Barrackpore I CD Block had 73 fertiliser depots, 35 seed stores and 55 fair price shops in 2010-11.

In 2010-11, Barrackpore I CD Block produced 5,042 tonnes of Aman paddy, the main winter crop from 2,013 hectares, 6,562 tonnes of Boro paddy (spring crop) from 2,247 hectares and 3,794 tonnes of jute from 222 hectares. It also produced pulses and oilseeds.

In 2010-11, the total area irrigated in Barrackpore I CD Block was 304 hectares, all of which were irrigated by deep tube well.

===Pisciculture===
In 2010-11, the net area under effective pisciculture in Barrackpore I CD Block was 1,806.30 hectares. 12,554 persons were engaged in the profession. Approximate annual production was 54,189 quintals.

===Banking===
In 2010-11, Barrackpore I CD Block had offices of 11 commercial banks and 2 gramin banks.

==Transport==
Both the SH 1 (between Shyambazar and Barrackpore it is also known as Barrackpore Trunk Road) and the Sealdah-Ranaghat line pass through the adjoining urban area. Some local roads pass through the CD Block.

==Education==
In 2010-11, Barrackpore I CD Block had 67 primary schools with 6,449 students, 3 middle schools with 365 students, 11 high schools with 6,210 students and 3 higher secondary schools with 3,686 students.

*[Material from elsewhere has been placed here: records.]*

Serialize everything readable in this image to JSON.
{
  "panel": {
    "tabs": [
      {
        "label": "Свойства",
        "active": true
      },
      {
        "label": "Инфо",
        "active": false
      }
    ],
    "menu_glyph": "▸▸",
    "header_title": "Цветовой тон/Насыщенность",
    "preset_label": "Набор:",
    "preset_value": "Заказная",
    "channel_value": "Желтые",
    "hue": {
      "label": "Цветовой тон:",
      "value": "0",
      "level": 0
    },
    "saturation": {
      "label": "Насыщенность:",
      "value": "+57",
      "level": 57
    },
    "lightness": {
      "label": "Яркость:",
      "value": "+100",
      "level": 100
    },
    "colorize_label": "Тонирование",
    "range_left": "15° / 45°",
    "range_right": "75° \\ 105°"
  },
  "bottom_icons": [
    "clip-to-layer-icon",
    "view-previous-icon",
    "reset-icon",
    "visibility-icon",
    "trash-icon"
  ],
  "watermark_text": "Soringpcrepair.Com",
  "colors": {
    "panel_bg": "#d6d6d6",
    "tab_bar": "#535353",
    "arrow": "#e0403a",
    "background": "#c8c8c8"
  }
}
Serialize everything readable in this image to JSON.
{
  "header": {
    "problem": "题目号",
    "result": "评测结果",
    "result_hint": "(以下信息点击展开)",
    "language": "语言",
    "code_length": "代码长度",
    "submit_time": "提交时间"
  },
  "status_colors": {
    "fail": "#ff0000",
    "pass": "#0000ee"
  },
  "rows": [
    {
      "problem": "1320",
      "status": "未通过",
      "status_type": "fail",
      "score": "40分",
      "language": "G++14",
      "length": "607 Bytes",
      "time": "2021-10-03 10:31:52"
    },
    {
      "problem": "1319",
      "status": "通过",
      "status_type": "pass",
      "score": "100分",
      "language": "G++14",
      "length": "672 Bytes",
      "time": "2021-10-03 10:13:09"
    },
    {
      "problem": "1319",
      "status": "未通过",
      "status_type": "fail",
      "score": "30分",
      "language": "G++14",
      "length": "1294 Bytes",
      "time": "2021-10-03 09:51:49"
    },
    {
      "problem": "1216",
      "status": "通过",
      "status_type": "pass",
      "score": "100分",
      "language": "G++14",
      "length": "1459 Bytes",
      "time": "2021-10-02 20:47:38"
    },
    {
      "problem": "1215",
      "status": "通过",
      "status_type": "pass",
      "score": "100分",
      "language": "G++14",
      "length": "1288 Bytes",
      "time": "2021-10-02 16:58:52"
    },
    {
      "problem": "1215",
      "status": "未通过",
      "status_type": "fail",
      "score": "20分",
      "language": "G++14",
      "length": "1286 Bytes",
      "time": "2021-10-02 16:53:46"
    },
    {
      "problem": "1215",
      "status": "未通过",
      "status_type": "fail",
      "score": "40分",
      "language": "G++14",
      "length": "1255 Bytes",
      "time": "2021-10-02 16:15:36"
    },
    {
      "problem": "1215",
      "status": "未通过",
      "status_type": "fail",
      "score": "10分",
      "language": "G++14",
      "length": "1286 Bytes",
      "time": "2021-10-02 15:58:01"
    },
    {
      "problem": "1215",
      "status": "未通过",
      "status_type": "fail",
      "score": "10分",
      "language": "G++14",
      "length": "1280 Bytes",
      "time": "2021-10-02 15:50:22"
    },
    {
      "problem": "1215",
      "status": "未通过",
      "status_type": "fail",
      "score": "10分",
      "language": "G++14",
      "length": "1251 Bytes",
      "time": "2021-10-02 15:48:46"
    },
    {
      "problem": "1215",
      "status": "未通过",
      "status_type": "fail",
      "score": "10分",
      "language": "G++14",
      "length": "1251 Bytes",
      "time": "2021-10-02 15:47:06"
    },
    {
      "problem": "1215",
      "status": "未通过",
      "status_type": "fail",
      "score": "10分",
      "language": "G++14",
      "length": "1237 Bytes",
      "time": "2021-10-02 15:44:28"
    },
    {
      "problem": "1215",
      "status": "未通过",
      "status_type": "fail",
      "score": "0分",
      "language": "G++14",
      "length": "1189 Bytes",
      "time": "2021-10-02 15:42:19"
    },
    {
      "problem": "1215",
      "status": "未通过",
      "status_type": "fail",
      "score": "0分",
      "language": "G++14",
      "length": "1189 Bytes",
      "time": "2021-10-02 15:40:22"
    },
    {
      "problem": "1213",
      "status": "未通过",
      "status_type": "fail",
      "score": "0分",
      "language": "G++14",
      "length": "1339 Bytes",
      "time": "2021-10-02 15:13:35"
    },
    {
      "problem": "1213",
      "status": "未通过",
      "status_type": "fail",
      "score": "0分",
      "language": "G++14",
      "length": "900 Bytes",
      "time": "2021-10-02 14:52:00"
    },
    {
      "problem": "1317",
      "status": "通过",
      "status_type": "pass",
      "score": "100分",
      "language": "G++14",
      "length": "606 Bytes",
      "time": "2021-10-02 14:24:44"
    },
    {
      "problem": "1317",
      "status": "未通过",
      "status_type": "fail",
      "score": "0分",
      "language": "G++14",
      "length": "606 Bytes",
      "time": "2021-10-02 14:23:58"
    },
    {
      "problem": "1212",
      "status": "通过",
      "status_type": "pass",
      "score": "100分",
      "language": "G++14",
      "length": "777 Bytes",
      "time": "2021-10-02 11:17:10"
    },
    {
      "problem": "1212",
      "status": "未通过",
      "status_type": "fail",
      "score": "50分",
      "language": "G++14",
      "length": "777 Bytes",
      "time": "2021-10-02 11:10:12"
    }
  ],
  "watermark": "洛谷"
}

Barrackpore I CD Block had 4 professional/ technical institutions with 150 students and 267 institutions for special and non-formal education with 10,051 students.

As per the 2011 census, in Barrackpore I CD Block, amongst the 38 inhabited villages, 2 villages did not have a school, 19 villages had more than 1 primary school, 15 villages had at least 1 primary and 1 middle school and 13 villages had at least 1 middle and 1 secondary school.

==Healthcare==
In 2011, Barrackpore I CD Block had 1 block primary health centre and 1 primary health centre, with total 15 beds and 2 doctors (excluding private bodies). It had 34 family welfare subcentres. 118 patients were treated indoors and 47,283 patients were treated outdoor in the hospitals, health centres and subcentres of the CD Block.